The film doesn't really present a consistent picture. It feels a bit like the Russo brothers went all out creatively. On the other hand, the mix of styles works quite well. After all, individual stages of Cherry's life are highlighted (it's not for nothing that the film is divided into individual chapters), which are connected, but are very different in themselves. Still, it's not easy fare. True, there are always lighter, almost amusing moments. Overall, however, the film is brutal, rough and full of dreariness, and then there's the occasionally exhausting, jumbled narrative.
You have to be willing and able to engage with it in order to recognize and appreciate the many positive aspects that "Cherry - The End of All Innocence" has to offer, despite all the justified criticism. Tom Holland's performance, for instance, is really strong, but might come across a bit too strained to viewers who don't find access to the film.

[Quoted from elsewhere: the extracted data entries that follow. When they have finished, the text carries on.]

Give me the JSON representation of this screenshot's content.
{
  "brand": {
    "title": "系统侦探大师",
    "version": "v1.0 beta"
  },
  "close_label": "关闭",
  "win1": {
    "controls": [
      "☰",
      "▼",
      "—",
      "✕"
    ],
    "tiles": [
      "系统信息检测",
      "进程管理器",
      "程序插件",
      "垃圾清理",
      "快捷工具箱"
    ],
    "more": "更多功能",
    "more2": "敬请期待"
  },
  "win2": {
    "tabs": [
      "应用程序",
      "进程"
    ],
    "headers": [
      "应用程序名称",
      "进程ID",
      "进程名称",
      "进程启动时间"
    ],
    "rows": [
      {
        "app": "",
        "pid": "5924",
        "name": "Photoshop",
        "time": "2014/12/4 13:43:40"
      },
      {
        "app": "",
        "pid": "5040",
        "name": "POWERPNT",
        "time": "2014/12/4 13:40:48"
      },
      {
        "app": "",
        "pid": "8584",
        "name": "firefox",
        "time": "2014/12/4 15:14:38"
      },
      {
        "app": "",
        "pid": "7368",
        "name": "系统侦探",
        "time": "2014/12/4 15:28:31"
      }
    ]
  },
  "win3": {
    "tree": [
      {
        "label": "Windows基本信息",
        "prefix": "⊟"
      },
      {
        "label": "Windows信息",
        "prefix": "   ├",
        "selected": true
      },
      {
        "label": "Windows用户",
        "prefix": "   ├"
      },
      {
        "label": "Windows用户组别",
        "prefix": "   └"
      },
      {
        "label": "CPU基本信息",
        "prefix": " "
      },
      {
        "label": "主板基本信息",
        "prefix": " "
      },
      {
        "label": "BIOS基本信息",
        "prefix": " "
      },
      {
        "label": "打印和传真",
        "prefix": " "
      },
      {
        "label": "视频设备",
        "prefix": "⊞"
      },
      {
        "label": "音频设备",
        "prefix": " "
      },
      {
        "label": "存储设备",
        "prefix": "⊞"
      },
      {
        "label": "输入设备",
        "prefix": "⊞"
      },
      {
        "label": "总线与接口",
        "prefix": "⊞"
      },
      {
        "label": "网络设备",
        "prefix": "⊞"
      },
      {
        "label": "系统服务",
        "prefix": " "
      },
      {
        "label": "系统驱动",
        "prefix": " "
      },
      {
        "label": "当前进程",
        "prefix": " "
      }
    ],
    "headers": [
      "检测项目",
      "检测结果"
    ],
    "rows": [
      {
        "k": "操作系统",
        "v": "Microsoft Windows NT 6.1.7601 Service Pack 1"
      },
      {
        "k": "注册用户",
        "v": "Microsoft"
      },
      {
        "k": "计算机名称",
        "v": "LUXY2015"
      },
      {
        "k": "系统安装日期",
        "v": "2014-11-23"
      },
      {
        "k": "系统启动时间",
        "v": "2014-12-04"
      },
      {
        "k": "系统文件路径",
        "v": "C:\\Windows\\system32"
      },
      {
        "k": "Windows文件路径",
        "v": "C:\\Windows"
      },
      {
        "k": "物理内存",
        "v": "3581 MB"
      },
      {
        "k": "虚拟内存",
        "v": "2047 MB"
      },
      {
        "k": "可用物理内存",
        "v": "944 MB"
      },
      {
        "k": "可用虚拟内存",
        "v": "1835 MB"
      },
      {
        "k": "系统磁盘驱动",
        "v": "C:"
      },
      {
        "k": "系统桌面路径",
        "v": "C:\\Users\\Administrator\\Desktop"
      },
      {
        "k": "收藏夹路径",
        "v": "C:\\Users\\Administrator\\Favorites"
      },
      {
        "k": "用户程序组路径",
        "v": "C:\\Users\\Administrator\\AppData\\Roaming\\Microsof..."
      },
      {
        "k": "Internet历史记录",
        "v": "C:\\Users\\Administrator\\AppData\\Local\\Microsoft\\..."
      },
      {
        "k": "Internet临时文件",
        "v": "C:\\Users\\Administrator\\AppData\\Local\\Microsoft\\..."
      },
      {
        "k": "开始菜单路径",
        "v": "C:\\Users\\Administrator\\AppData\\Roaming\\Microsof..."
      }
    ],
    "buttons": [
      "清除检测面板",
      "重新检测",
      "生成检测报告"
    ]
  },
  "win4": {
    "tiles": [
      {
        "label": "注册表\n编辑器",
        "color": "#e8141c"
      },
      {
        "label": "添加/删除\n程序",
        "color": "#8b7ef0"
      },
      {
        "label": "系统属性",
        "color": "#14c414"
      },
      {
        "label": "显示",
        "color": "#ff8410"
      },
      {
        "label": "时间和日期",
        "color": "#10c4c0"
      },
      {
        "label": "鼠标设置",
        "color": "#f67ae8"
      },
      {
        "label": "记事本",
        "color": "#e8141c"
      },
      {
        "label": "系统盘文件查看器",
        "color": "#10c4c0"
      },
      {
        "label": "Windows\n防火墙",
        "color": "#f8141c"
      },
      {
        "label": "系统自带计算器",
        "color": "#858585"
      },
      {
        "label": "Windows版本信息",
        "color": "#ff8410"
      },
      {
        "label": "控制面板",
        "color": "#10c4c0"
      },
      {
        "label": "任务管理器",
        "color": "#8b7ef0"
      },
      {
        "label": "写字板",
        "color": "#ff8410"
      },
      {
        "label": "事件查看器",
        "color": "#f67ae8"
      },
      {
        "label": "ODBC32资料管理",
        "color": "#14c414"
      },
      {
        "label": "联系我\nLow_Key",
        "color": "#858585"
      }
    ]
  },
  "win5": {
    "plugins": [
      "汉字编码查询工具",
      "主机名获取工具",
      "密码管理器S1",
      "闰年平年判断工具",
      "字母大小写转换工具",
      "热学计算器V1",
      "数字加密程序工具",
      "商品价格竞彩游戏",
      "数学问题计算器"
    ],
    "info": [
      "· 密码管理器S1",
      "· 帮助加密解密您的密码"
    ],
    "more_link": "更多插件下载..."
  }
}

But no matter if you discover a certain genius in the dramaturgically as well as stylistically slightly overloaded movie or if you are not picked up by it at all, you have to hand it to Anthony and Joe Russo: The two have not rested on their laurels and have not simply copied the successful concept of their previous films. Whether what they have directed for Apple + works in the end, may be in the eyes of the beholder.
Fact is, however, that the directors, but also their main actor have evolved with this film - and that is already more than commendable. And although I personally found the film a bit tiring, especially in the second half, and I was only emotionally picked up in isolated scenes, I think the artistic intention behind the work is absolutely successful. And therefore, despite some weaknesses, the bottom line is still a satisfied: worth seeing!
"Cherry - The End of All Innocence" is now available on Apple +.